| In
the more than 20 years since the AIDS epidemic began, new treatments
have kept a diagnosis with the disease from serving as an automatic
death sentence, especially in Western nations. But many people living
with HIV, the virus that causes AIDS, do not have access to these
treatments and those who do face a daunting medication regime and
the danger that they might have or develop a strain of HIV that
is drug-resistant.
Left
untreated, HIV is a virus that weakens the immune systems of those
it infects until they eventually develop deadly opportunistic
infections. Part of a class of viruses called retroviruses, HIV
kills cells known as T-cells that perform a key role in the body's
immune system. A healthy, uninfected person has 800 to 1,200 of
these CD4+ T cells per cubic millimeter of blood, but that number
declines after a person is infected with HIV. Once the number
of T-cells falls below 200, a patient becomes vulnerable to the
infections and cancers associated with AIDS.
Some of the illnesses
most commonly associated with a low T-cell count are pneumocystis
pneumonia, the cancer Kaposi's Sarcoma, and the fungal infection
thrush. According to the U.S. Centers for Disease Control and
Prevention, a person has AIDS once their T-cell count falls below
200 or once they develop one of the illnesses associated with
the disease.
Antiretroviral drugs
keep HIV from reproducing and infecting new cells. When these
drugs are used in combination, they can decrease the amount of
the virus in a patient's blood and increase their T-cell count.
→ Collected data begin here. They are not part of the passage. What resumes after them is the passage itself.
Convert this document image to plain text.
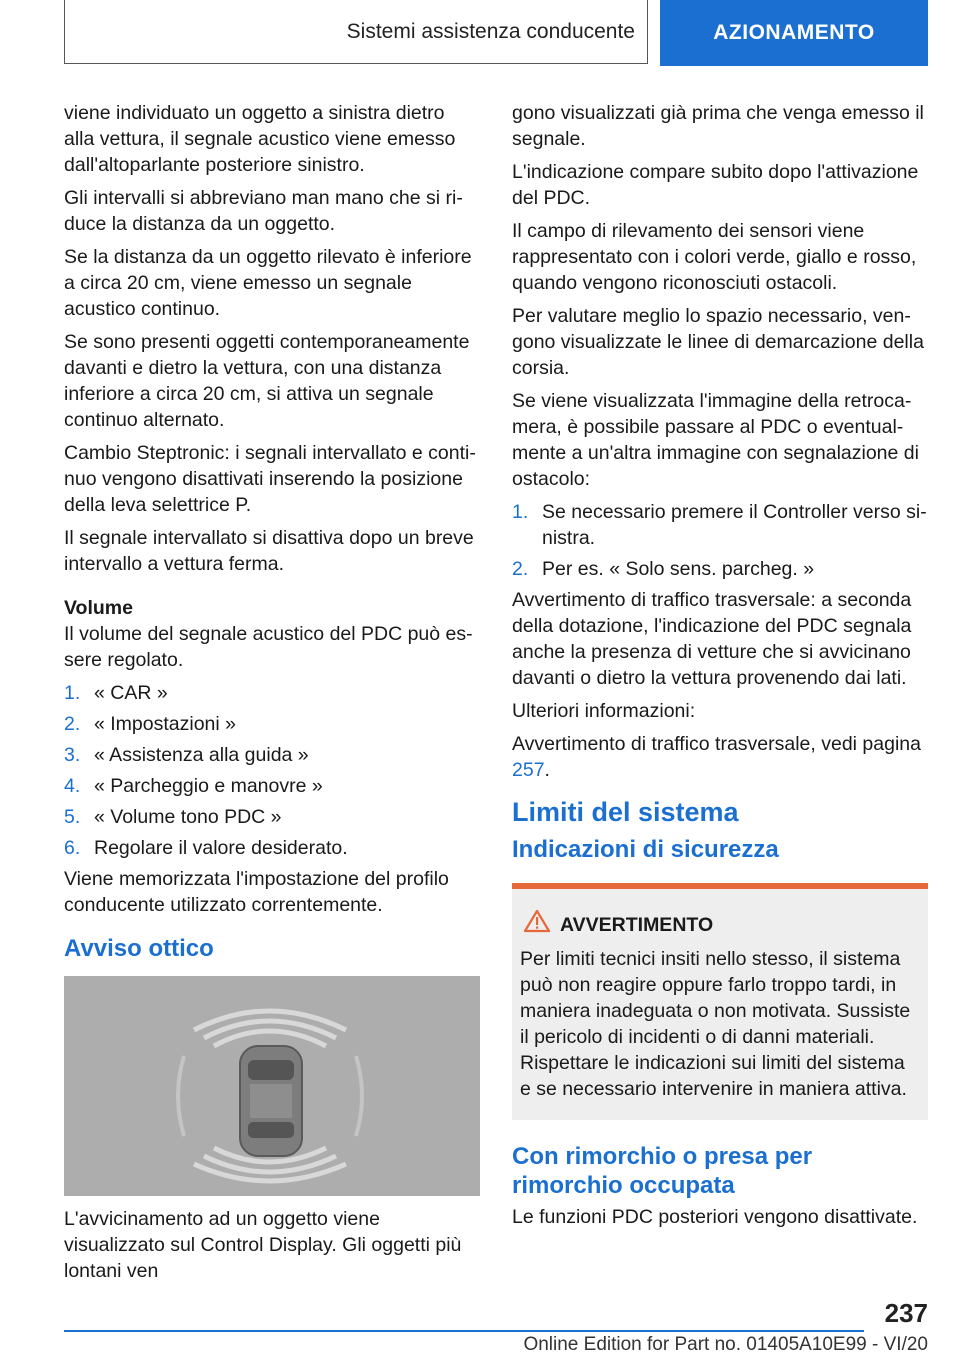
Sistemi assistenza conducente	AZIONAMENTO

viene individuato un oggetto a sinistra dietro alla vettura, il segnale acustico viene emesso dall'altoparlante posteriore sinistro.

Gli intervalli si abbreviano man mano che si riduce la distanza da un oggetto.

Se la distanza da un oggetto rilevato è inferiore a circa 20 cm, viene emesso un segnale acustico continuo.

Se sono presenti oggetti contemporaneamente davanti e dietro la vettura, con una distanza inferiore a circa 20 cm, si attiva un segnale continuo alternato.

Cambio Steptronic: i segnali intervallato e continuo vengono disattivati inserendo la posizione della leva selettrice P.

Il segnale intervallato si disattiva dopo un breve intervallo a vettura ferma.

Volume

Il volume del segnale acustico del PDC può essere regolato.

1. « CAR »
2. « Impostazioni »
3. « Assistenza alla guida »
4. « Parcheggio e manovre »
5. « Volume tono PDC »
6. Regolare il valore desiderato.

Viene memorizzata l'impostazione del profilo conducente utilizzato correntemente.

Avviso ottico

L'avvicinamento ad un oggetto viene visualizzato sul Control Display. Gli oggetti più lontani ven

gono visualizzati già prima che venga emesso il segnale.

L'indicazione compare subito dopo l'attivazione del PDC.

Il campo di rilevamento dei sensori viene rappresentato con i colori verde, giallo e rosso, quando vengono riconosciuti ostacoli.

Per valutare meglio lo spazio necessario, vengono visualizzate le linee di demarcazione della corsia.

Se viene visualizzata l'immagine della retrocamera, è possibile passare al PDC o eventualmente a un'altra immagine con segnalazione di ostacolo:

1. Se necessario premere il Controller verso sinistra.
2. Per es. « Solo sens. parcheg. »

Avvertimento di traffico trasversale: a seconda della dotazione, l'indicazione del PDC segnala anche la presenza di vetture che si avvicinano davanti o dietro la vettura provenendo dai lati.

Ulteriori informazioni:

Avvertimento di traffico trasversale, vedi pagina 257.

Limiti del sistema
Indicazioni di sicurezza
AVVERTIMENTO

Per limiti tecnici insiti nello stesso, il sistema può non reagire oppure farlo troppo tardi, in maniera inadeguata o non motivata. Sussiste il pericolo di incidenti o di danni materiali. Rispettare le indicazioni sui limiti del sistema e se necessario intervenire in maniera attiva.

Con rimorchio o presa per rimorchio occupata

Le funzioni PDC posteriori vengono disattivate.

237
Online Edition for Part no. 01405A10E99 - VI/20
A higher T-cell count prevents the development of complications
from the disease, resulting in a healthier and longer life for
those infected with the virus.
Scientists
have developed three general types of these drugs and they all
work to keep the virus from reproducing. When taken together these
three drugs, which include protease inhibitors and other drugs
such as AZT, are known as the "triple cocktail."
While the "triple
cocktail" has made HIV a chronic, manageable condition for
many infected with the virus, the treatment does have downsides.
Even though treatment can sometimes reduce the virus' presence
until it is no longer detectable in the blood, the drugs do not
cure HIV. Scientists believe that the virus still resides in the
patient's body, hiding in places like the lymph nodes and the
brain. The drugs also have harmful side effects in some people,
such as causing the onset of diabetes.
It is also crucial
that patients stick to their demanding drug regimes that can sometimes
require taking 25 pills a day -- some with food and others on
an empty stomach. If a patient skips even one dose, the virus
has a chance to make copies of itself.
Forgetting
to take some of the doses can also cause the emergence of strains
of HIV that are resistant to the drugs. This makes it harder for
the drugs to successfully keep the amount of the virus low enough
that it does not lead to full-blown AIDS.